The anti-conceptual hodgepodge of musique concrete motifs is named after and perhaps inspired by a book of the same name by Eduardo Viveiros de Castro, a poststructural anthropologist who sought to reimagine the study as a revolutionary “decolonization of thought.” That’s a tall order, and no single record will get the job done, but McKelvey & Novellino’s mystical ballet of bleeps and bloops certainly gets the ball rolling.

As you may remember from your earliest toys—particularly from your realization that anything in your hands could be a toy—no melody is inherently happy or sad. No ritual carries inherent reward. It seems like only the Pavlovian training by authority figures can teach you, fragile caged pigeon that you are, can pair a major-key waltz with a sweet refreshing ice cream, or the somber diminished chord with a demonic possession. But is that really how it works?

Side A of this mindfuckery starts with the buzzing whiplash of factory-like rhythms, swirls into the void of a cosmic dentist’s drill, and fades into the spacious echoes of a zombie-ridden hospital morgue. Sources are obscured, and the arbitrary distinction between impact and intent implodes in a serene chaos.
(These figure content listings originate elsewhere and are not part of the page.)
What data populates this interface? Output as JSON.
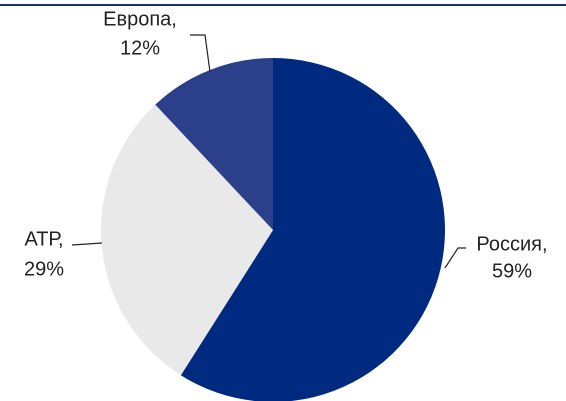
{
  "chart_data": {
    "type": "pie",
    "categories": [
      "Россия,",
      "АТР,",
      "Европа,"
    ],
    "values": [
      59,
      29,
      12
    ],
    "value_labels": [
      "59%",
      "29%",
      "12%"
    ],
    "colors": [
      "#002a7f",
      "#e9e9e9",
      "#2c3f8a"
    ]
  }
}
Side B creeps into your consciousness with the whispers of a long-lost French interrogation recording, swallowed by the tinkering and thudding of a conch shell sceance. A molten fax machine emerges from the sludge of a forgotten video game organ dirge, and a scintillating synthesizer drone evokes Laurie Spiegel and Roedelius before sinking into a lonely abyss. The urgency of a broken dial-up connection is tempered by the ebb and flow of a chilling piano loop.
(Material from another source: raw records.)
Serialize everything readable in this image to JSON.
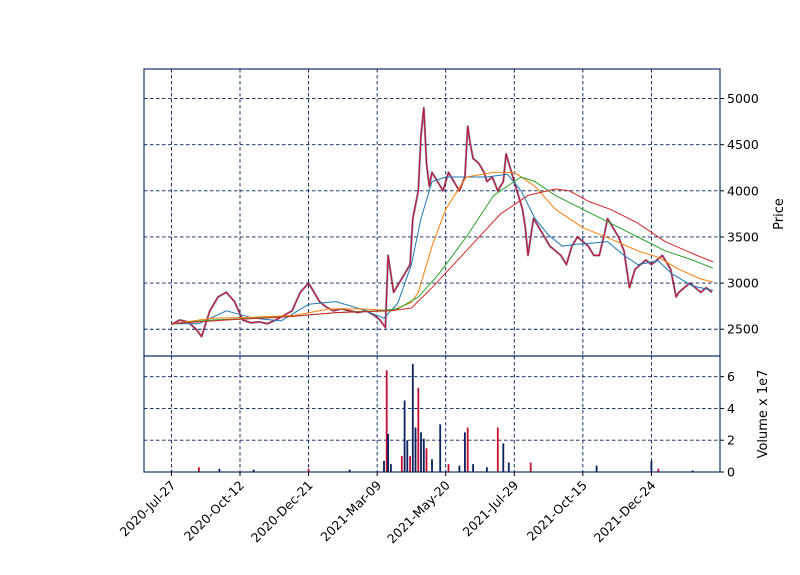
{
  "chart_data": {
    "type": "candlestick",
    "price_panel": {
      "ylabel": "Price",
      "ylim": [
        2210,
        5320
      ],
      "yticks": [
        2500,
        3000,
        3500,
        4000,
        4500,
        5000
      ],
      "grid": true,
      "series": [
        {
          "kind": "price",
          "color": "#c8102e",
          "points": [
            [
              0,
              2550
            ],
            [
              6,
              2600
            ],
            [
              12,
              2580
            ],
            [
              18,
              2500
            ],
            [
              22,
              2420
            ],
            [
              28,
              2700
            ],
            [
              34,
              2850
            ],
            [
              40,
              2900
            ],
            [
              46,
              2800
            ],
            [
              52,
              2600
            ],
            [
              58,
              2570
            ],
            [
              64,
              2580
            ],
            [
              70,
              2560
            ],
            [
              76,
              2600
            ],
            [
              82,
              2650
            ],
            [
              88,
              2700
            ],
            [
              94,
              2900
            ],
            [
              100,
              3000
            ],
            [
              104,
              2900
            ],
            [
              108,
              2800
            ],
            [
              112,
              2750
            ],
            [
              118,
              2700
            ],
            [
              124,
              2720
            ],
            [
              130,
              2700
            ],
            [
              136,
              2680
            ],
            [
              142,
              2700
            ],
            [
              148,
              2650
            ],
            [
              152,
              2600
            ],
            [
              156,
              2520
            ],
            [
              158,
              3300
            ],
            [
              162,
              2900
            ],
            [
              166,
              3000
            ],
            [
              170,
              3100
            ],
            [
              174,
              3200
            ],
            [
              176,
              3700
            ],
            [
              180,
              4000
            ],
            [
              182,
              4600
            ],
            [
              184,
              4900
            ],
            [
              186,
              4300
            ],
            [
              188,
              4050
            ],
            [
              190,
              4200
            ],
            [
              194,
              4100
            ],
            [
              198,
              4000
            ],
            [
              202,
              4200
            ],
            [
              206,
              4100
            ],
            [
              210,
              4000
            ],
            [
              214,
              4150
            ],
            [
              216,
              4700
            ],
            [
              218,
              4500
            ],
            [
              220,
              4350
            ],
            [
              224,
              4300
            ],
            [
              228,
              4200
            ],
            [
              230,
              4100
            ],
            [
              234,
              4150
            ],
            [
              238,
              4000
            ],
            [
              242,
              4100
            ],
            [
              244,
              4400
            ],
            [
              246,
              4300
            ],
            [
              248,
              4200
            ],
            [
              252,
              4000
            ],
            [
              256,
              3800
            ],
            [
              258,
              3600
            ],
            [
              260,
              3300
            ],
            [
              264,
              3700
            ],
            [
              268,
              3600
            ],
            [
              272,
              3500
            ],
            [
              276,
              3400
            ],
            [
              280,
              3350
            ],
            [
              284,
              3300
            ],
            [
              288,
              3200
            ],
            [
              292,
              3400
            ],
            [
              296,
              3500
            ],
            [
              300,
              3450
            ],
            [
              304,
              3400
            ],
            [
              308,
              3300
            ],
            [
              312,
              3300
            ],
            [
              316,
              3550
            ],
            [
              318,
              3700
            ],
            [
              322,
              3600
            ],
            [
              326,
              3500
            ],
            [
              330,
              3350
            ],
            [
              332,
              3150
            ],
            [
              334,
              2950
            ],
            [
              338,
              3150
            ],
            [
              342,
              3200
            ],
            [
              346,
              3250
            ],
            [
              350,
              3200
            ],
            [
              354,
              3250
            ],
            [
              358,
              3300
            ],
            [
              362,
              3200
            ],
            [
              364,
              3150
            ],
            [
              366,
              3000
            ],
            [
              368,
              2850
            ],
            [
              370,
              2900
            ],
            [
              374,
              2950
            ],
            [
              378,
              3000
            ],
            [
              382,
              2950
            ],
            [
              386,
              2900
            ],
            [
              390,
              2950
            ],
            [
              394,
              2900
            ]
          ]
        },
        {
          "name": "",
          "color": "#1f77b4",
          "points": [
            [
              0,
              2560
            ],
            [
              20,
              2560
            ],
            [
              40,
              2700
            ],
            [
              60,
              2620
            ],
            [
              80,
              2590
            ],
            [
              100,
              2770
            ],
            [
              120,
              2800
            ],
            [
              140,
              2710
            ],
            [
              155,
              2620
            ],
            [
              165,
              2780
            ],
            [
              175,
              3200
            ],
            [
              182,
              3700
            ],
            [
              190,
              4100
            ],
            [
              200,
              4150
            ],
            [
              215,
              4150
            ],
            [
              230,
              4150
            ],
            [
              245,
              4180
            ],
            [
              255,
              4000
            ],
            [
              265,
              3700
            ],
            [
              275,
              3520
            ],
            [
              285,
              3400
            ],
            [
              295,
              3420
            ],
            [
              305,
              3430
            ],
            [
              318,
              3450
            ],
            [
              330,
              3300
            ],
            [
              340,
              3200
            ],
            [
              355,
              3240
            ],
            [
              365,
              3100
            ],
            [
              380,
              2970
            ],
            [
              395,
              2920
            ]
          ]
        },
        {
          "name": "",
          "color": "#ff7f0e",
          "points": [
            [
              0,
              2560
            ],
            [
              30,
              2620
            ],
            [
              60,
              2630
            ],
            [
              90,
              2650
            ],
            [
              115,
              2720
            ],
            [
              140,
              2720
            ],
            [
              160,
              2700
            ],
            [
              175,
              2790
            ],
            [
              180,
              2900
            ],
            [
              190,
              3400
            ],
            [
              200,
              3800
            ],
            [
              215,
              4150
            ],
            [
              235,
              4200
            ],
            [
              250,
              4200
            ],
            [
              265,
              4050
            ],
            [
              280,
              3800
            ],
            [
              300,
              3600
            ],
            [
              320,
              3480
            ],
            [
              340,
              3350
            ],
            [
              355,
              3280
            ],
            [
              370,
              3150
            ],
            [
              385,
              3050
            ],
            [
              395,
              3010
            ]
          ]
        },
        {
          "name": "",
          "color": "#2ca02c",
          "points": [
            [
              0,
              2560
            ],
            [
              30,
              2600
            ],
            [
              60,
              2620
            ],
            [
              90,
              2640
            ],
            [
              120,
              2680
            ],
            [
              150,
              2700
            ],
            [
              165,
              2720
            ],
            [
              180,
              2850
            ],
            [
              195,
              3100
            ],
            [
              215,
              3500
            ],
            [
              235,
              3950
            ],
            [
              255,
              4150
            ],
            [
              265,
              4100
            ],
            [
              280,
              3950
            ],
            [
              300,
              3800
            ],
            [
              320,
              3650
            ],
            [
              340,
              3500
            ],
            [
              360,
              3350
            ],
            [
              380,
              3250
            ],
            [
              395,
              3160
            ]
          ]
        },
        {
          "name": "",
          "color": "#d62728",
          "points": [
            [
              0,
              2560
            ],
            [
              40,
              2600
            ],
            [
              80,
              2630
            ],
            [
              120,
              2680
            ],
            [
              160,
              2700
            ],
            [
              175,
              2730
            ],
            [
              190,
              2950
            ],
            [
              215,
              3350
            ],
            [
              240,
              3750
            ],
            [
              260,
              3950
            ],
            [
              280,
              4020
            ],
            [
              290,
              4000
            ],
            [
              305,
              3880
            ],
            [
              320,
              3800
            ],
            [
              340,
              3650
            ],
            [
              360,
              3450
            ],
            [
              380,
              3320
            ],
            [
              395,
              3230
            ]
          ]
        }
      ]
    },
    "volume_panel": {
      "ylabel": "Volume x 1e7",
      "ylim": [
        0,
        7.3
      ],
      "yticks": [
        0,
        2,
        4,
        6
      ],
      "grid": true,
      "bars": [
        [
          0,
          0.1
        ],
        [
          20,
          0.3
        ],
        [
          35,
          0.2
        ],
        [
          60,
          0.15
        ],
        [
          100,
          0.2
        ],
        [
          130,
          0.15
        ],
        [
          155,
          0.7
        ],
        [
          157,
          6.4
        ],
        [
          158,
          2.4
        ],
        [
          160,
          0.5
        ],
        [
          168,
          1.0
        ],
        [
          170,
          4.5
        ],
        [
          172,
          2.0
        ],
        [
          174,
          1.0
        ],
        [
          176,
          6.8
        ],
        [
          178,
          2.8
        ],
        [
          180,
          5.3
        ],
        [
          182,
          2.5
        ],
        [
          184,
          2.1
        ],
        [
          186,
          1.5
        ],
        [
          190,
          0.8
        ],
        [
          196,
          3.0
        ],
        [
          202,
          0.5
        ],
        [
          210,
          0.4
        ],
        [
          214,
          2.5
        ],
        [
          216,
          2.8
        ],
        [
          220,
          0.5
        ],
        [
          230,
          0.3
        ],
        [
          238,
          2.8
        ],
        [
          242,
          1.8
        ],
        [
          246,
          0.6
        ],
        [
          262,
          0.6
        ],
        [
          310,
          0.4
        ],
        [
          350,
          0.7
        ],
        [
          355,
          0.2
        ],
        [
          380,
          0.1
        ]
      ]
    },
    "x_tick_labels": [
      "2020-Jul-27",
      "2020-Oct-12",
      "2020-Dec-21",
      "2021-Mar-09",
      "2021-May-20",
      "2021-Jul-29",
      "2021-Oct-15",
      "2021-Dec-24"
    ],
    "x_tick_index": [
      0,
      50,
      100,
      150,
      200,
      250,
      300,
      350
    ],
    "x_range": [
      -20,
      400
    ]
  }
}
While the grating hiss of granular synthesis is typically the domain of futuristic computer music—you know, all those sweaty nerds coding in Max/MSP—here it gives the music a sense of being unimaginably ancient, like a mad scientist’s vision of the future whispered into a phonograph to pass the time while waiting for the brine to embalm a dead monarch.
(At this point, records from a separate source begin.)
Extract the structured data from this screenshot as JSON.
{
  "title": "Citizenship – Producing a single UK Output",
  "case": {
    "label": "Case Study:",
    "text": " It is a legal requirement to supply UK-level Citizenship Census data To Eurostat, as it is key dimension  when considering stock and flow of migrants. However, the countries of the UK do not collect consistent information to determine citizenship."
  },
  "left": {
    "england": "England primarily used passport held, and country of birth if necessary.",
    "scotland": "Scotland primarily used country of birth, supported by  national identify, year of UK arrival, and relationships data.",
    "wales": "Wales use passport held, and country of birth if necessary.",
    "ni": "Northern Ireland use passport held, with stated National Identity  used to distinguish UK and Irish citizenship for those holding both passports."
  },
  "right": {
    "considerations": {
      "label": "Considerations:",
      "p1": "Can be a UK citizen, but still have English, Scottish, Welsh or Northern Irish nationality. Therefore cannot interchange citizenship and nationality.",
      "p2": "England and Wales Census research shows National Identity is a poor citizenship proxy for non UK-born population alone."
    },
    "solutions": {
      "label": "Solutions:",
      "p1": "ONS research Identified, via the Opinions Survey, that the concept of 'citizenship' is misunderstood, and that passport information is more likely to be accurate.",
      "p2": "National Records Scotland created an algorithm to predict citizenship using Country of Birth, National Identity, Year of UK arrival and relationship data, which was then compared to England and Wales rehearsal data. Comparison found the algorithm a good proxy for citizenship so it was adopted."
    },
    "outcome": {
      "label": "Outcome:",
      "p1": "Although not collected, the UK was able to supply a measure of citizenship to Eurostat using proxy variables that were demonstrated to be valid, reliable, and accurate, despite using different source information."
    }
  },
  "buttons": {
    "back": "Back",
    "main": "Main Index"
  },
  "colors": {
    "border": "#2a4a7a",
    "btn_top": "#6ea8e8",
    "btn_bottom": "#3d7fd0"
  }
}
“By always seeing the Same in the Other,” writes Castro, “by thinking that under the mask of the other it is always just ‘us’ contemplating ourselves, we end up complacently accepting a shortcut and an interest only in what is ‘of interest to us’—ourselves.”

Indeed, the image we see of ourselves in this record is a terrifying one, and not seeing yourself reflected is a “don’t think of an elephant”-esque impossibility. We’re tragically vain, capricious, greedy yet wasteful, hungry to build something meaningful out of heaps of trash we never wanted in the first place.

If you’re ready to sweat through your nightmares and wake up more confused than ever, this is a record worth adding to your trash-heap.